On the other hand, our non-gravity comprehending ancestors were acutely aware that a male cow had a wanker and a female cow made babies and produced milk. But somehow in the 2020’s we, on one hand, have evolved to having the ability to send insults around the globe in a matter of seconds, but we no longer have the ability to determine which cow is the boy cow and which one is the girl cow. What the hell? It’s like we only have a certain amount of room in our heads for logic and common sense, and whenever we figure out one piece of the puzzle we are forced to throw out another piece that we already had in place.


Back in our caveman days humans ate whatever they could get our hands on and our ancestors were not likely all that picky about what it was. Then one day one of our cave people ancestors picked up a piece of cooked meat found in the remnants of a forest fire, and they said,


“Daaaaaaaaamn! This is good eatin!” Now, here we are a few hundred thousand years later saying, “Pass me the Stubbs barbeque sauce… and another beer.”


We’ve come a long way from chewing on a raw dinosaur to chowing down on smoked brisket. Yet again… on the other hand, I saw a breakfast sandwich a couple days ago that was wrapped in paper that had, “Do not eat this wrapper,” written on it. We’ve evolved to the point of cooking and seasoning our food and drinking the appropriate beverages, but now after a few hundred years of knowing that we do not eat the paper food is wrapped in, we need to be reminded to not eat the paper that it’s wrapped in. It doesn’t sound like we’re evolving all that much.


I went to Walmart today to print some pictures on the instant picture printing machine. That’s pretty evolved, right? I mean it was only a few years ago that I had to take thirty-six pictures and then mail them off before finding out that I only took five good ones. On the other hand… I was having problems with the machine, so I asked the employee that worked in the electronics section if she could help me. She momentarily looked up and broke her zombie like trance from her phone and her mumbled response was, and this is a quote,

“Vzzbaaarrrrable chuka bedlobmmmma,” and then she looked back on her phone and began enlightening herself with more evolutionary internet information. I momentarily wondered if this was what cavewomen sounded like when they were annoyed and didn’t feel like answering questions.

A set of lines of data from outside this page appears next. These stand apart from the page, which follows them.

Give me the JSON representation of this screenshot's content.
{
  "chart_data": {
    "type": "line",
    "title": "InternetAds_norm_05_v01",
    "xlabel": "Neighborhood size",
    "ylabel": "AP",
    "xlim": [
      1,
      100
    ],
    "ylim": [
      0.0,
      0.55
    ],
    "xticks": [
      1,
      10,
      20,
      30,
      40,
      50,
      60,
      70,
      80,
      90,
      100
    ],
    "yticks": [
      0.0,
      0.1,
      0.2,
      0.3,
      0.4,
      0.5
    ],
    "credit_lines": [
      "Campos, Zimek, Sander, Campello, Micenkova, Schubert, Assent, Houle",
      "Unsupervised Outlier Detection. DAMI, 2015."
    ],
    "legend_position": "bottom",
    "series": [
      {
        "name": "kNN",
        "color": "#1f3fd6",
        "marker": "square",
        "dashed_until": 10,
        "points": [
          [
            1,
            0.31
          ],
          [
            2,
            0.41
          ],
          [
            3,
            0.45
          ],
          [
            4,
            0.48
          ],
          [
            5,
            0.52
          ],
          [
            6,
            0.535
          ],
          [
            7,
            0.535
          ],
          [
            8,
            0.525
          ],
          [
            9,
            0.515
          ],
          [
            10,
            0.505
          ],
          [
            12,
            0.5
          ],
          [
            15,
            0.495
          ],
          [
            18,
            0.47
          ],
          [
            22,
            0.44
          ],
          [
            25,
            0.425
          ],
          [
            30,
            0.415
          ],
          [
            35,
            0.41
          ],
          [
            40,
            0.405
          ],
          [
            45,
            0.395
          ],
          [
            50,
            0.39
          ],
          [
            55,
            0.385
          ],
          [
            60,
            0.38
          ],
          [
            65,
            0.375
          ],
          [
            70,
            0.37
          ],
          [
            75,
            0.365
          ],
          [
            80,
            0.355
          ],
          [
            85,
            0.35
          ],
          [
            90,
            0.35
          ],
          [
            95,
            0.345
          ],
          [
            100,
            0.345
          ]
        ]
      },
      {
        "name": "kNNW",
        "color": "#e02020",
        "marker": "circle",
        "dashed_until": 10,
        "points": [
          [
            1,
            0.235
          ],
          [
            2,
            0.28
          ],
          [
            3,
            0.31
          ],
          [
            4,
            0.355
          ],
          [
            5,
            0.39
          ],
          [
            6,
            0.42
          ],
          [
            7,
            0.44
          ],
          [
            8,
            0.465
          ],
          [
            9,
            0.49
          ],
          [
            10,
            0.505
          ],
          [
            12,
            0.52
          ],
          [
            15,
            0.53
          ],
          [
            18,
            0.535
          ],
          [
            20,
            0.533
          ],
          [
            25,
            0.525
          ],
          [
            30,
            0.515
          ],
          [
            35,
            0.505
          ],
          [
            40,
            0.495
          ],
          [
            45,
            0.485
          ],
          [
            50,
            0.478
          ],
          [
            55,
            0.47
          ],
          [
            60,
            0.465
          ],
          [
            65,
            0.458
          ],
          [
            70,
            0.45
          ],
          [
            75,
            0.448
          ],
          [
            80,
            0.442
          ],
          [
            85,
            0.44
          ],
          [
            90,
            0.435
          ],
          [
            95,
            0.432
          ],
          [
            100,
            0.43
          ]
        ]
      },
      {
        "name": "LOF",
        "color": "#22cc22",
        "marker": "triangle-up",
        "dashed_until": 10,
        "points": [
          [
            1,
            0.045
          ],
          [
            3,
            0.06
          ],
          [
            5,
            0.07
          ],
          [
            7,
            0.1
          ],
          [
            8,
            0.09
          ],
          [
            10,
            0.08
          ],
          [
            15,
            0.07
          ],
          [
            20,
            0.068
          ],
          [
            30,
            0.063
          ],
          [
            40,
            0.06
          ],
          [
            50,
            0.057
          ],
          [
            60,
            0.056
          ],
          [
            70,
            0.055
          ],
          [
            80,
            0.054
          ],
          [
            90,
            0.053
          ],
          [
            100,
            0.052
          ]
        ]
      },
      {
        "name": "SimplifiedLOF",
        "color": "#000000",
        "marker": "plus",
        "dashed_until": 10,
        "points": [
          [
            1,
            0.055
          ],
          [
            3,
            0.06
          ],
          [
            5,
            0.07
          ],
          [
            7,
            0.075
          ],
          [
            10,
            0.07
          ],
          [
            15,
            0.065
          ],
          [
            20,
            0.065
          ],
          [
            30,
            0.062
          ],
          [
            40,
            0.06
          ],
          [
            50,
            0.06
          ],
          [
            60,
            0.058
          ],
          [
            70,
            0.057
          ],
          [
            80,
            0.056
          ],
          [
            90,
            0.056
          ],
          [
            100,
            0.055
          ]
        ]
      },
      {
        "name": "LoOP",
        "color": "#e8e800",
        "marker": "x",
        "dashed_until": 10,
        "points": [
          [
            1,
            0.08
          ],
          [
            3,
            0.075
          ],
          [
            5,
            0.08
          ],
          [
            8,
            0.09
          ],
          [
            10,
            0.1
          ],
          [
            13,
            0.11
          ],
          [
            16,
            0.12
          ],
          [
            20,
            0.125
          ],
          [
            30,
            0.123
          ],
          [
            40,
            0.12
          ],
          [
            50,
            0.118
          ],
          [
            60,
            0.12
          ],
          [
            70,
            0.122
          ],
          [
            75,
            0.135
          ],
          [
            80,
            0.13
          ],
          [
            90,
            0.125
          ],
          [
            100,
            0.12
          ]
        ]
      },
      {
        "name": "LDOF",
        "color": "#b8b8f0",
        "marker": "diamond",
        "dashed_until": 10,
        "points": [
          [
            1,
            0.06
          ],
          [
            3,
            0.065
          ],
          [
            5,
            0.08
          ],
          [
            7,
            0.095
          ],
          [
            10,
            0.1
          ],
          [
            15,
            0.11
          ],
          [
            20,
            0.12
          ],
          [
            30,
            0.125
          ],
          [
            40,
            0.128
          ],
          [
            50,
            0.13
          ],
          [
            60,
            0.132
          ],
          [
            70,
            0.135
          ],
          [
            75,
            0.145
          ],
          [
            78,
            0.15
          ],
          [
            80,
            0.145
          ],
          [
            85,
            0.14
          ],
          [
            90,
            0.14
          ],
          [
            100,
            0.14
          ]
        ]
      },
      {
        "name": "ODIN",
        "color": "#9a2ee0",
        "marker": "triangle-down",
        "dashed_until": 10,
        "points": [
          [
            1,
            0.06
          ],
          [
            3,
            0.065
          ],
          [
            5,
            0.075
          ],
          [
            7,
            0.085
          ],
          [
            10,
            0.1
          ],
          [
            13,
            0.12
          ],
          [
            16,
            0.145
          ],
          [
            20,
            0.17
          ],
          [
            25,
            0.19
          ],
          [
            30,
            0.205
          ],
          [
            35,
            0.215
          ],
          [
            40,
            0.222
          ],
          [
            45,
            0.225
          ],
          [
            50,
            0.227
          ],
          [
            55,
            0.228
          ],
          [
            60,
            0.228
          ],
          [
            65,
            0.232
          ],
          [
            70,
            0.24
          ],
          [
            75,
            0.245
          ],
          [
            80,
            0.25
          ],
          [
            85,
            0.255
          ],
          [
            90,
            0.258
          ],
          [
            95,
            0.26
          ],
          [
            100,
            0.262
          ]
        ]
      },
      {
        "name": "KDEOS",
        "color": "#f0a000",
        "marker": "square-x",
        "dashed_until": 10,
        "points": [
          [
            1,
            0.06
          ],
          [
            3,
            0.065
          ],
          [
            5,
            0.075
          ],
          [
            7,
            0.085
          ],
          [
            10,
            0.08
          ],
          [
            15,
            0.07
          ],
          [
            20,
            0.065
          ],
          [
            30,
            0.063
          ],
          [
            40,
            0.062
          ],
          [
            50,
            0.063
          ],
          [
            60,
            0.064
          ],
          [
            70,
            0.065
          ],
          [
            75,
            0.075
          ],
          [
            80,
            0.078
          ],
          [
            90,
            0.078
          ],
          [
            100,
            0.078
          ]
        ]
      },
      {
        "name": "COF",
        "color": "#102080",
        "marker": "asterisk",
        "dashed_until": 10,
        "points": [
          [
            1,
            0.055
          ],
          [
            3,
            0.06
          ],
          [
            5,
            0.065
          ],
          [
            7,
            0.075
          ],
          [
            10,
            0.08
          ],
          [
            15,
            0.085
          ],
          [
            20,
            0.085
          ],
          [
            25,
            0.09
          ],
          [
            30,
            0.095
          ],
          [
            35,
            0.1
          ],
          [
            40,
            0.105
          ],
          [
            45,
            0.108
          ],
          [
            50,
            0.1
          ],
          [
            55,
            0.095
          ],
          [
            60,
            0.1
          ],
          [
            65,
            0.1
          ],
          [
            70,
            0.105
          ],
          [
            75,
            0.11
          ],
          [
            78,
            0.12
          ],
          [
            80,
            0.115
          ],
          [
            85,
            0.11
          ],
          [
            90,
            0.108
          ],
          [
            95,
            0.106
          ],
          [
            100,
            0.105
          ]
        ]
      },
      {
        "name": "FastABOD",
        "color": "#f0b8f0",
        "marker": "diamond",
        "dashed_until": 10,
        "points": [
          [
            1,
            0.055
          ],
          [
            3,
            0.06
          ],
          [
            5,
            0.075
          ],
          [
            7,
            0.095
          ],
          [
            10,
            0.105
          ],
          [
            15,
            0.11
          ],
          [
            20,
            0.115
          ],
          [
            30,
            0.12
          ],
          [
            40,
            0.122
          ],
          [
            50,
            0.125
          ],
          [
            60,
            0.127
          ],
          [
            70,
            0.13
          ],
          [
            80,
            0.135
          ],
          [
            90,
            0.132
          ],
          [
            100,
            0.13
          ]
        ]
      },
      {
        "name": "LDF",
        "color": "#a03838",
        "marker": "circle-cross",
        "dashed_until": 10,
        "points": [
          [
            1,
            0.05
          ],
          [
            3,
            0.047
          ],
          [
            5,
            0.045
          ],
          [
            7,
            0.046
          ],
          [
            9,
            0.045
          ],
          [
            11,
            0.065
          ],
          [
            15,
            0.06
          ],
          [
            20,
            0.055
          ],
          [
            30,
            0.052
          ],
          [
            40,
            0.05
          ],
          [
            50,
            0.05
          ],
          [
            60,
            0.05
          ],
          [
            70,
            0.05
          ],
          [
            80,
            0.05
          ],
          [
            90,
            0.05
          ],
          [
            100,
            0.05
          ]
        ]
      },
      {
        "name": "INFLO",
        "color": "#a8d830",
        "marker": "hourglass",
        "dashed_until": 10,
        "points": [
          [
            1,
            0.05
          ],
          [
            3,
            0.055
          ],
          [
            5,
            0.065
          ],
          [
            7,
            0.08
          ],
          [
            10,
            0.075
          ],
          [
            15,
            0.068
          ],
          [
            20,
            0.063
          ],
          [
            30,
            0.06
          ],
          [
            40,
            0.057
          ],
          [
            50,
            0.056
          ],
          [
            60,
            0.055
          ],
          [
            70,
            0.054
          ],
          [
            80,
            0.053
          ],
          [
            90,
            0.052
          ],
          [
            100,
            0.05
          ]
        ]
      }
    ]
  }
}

All of this has gotten me thinking and what I think is that both theories of how the world came to be, must be wrong, or at least problematic. If the God thing is correct then it would seem that wisdom and intelligence would be progressing. You know… because of God. But it feels to me that the world might be getting dumber by the day. And if the Darwin thing was correct, well who the hell knows what we’re evolving into. After supposedly perfecting human communication for 300,000 years, today someone said, “Vzzbaaarrrrable chuka bedlobmmmma,” and acted as though she was certain that we had actually communicated. This is just a presumption on my part, but I think she believed she spoke in an actual human language.


With all that said, I still hold out hope for mankind. Somewhere along the line in my family DNA or in the soul that God put in my body, there is a voice that constantly reminds me that where there’s life, there’s hope. And the same voice reminds me that the best is yet to come despite there being a questionable amount of evidence to support that belief. Am I right? Let’s hope so. I have to hold on to the hope that we’ll turn the corner soon and remember to not eat the paper without being reminded and cows with wankers are the guy cows. It would be heartbreaking if in two or three generations someone asked one of my descendants a question and they mumbled, “Vzzbaaarrrrable chuka bedlobmmmm,” and somehow believed they actually said something. 

It’s gonna get better again. It has to… right?